Blanche Brand said she resented having to come out for this special election. “This was a complete waste of money and it is only because Chris Christie (a Republican) didn’t want a solid D column running against him. Christie is running for re-election and faces Democrat Barbara Buono in November.”
Posted 11:02 a.m.
Low turnout expected
Low turnout was expected Tuesday as New Jersey voters decide which candidates will run to fill the seat of the late U.S. Sen. Frank Lautenberg, who died in June.
Democrat Cory Booker and Republican Steve Lonegan are expected to easily win their party primaries. Barring an upset, the two will square off in an Oct. 16 special election, with the winner headed to Washington for the remaining 15 months of Lautenberg’s term.
Turnout is expected to be exceptionally low in this unprecedented mid-August election, with many voters on vacation and heavy rain falling.
Turnout seemed on the mind of Booker as he voted blocks from his home Tuesday morning. “This is New Jersey. You’ve got to earn every single vote you get, and so polls don’t vote, people do,” said the 44-year-old, who is serving his second term as mayor of Newark, the state’s largest city. He is better known and has raised more money than three challengers, all of whom are experienced politicians but not well-known outside the areas they represent. Polls show Booker far outpacing U.S. Reps. Frank Pallone and Rush Holt and Assembly Speaker Sheila Oliver.
The final days of the campaign had Booker touring the state by bus. Actress Eva Longoria was among those campaigning with him; earlier, Oprah Winfrey held a private fundraiser for him in Jersey City.
Lonegan, 57, voted with his wife Tuesday morning in the Bergen County municipality of Bogota, where he once served as mayor and until recently was the state director of the anti-tax group Americans for Prosperity. He ran unsuccessfully for governor twice and for Congress once and has a built-in donor network from the conservative group.
His only opponent is a political neophyte, Franklin Township physician Alieta Eck, who has never held or campaigned for elected office.

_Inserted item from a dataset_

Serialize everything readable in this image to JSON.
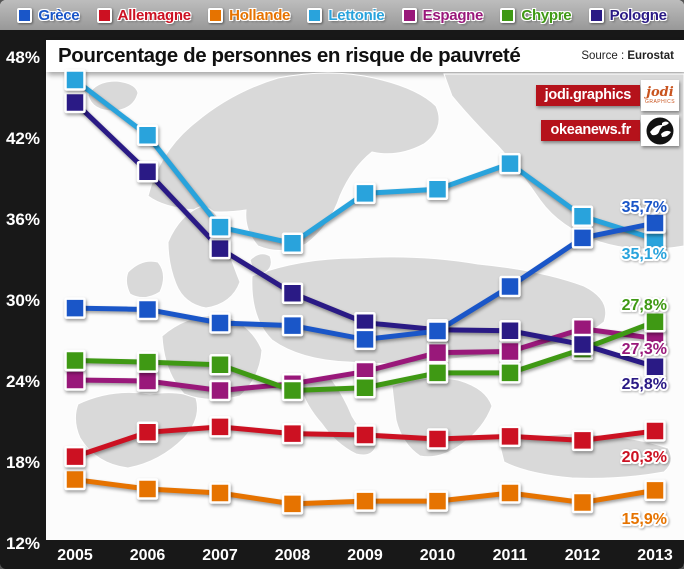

Gov. Chris Christie set the dates for the special election after Lautenberg died at age 89. Lautenberg had been a reliably liberal vote in the Senate and was its oldest member.
Pallone was endorsed by Lautenberg’s family as the candidate best able to carry on the senator’s legacy as an advocate for mass transportation and the environment. Holt was endorsed by the National Organization for Women, though it was Oliver who staked her campaign on her gender. She said New Jersey needs at least one female representative in Washington.
The state’s two senators and 12 representatives are all men.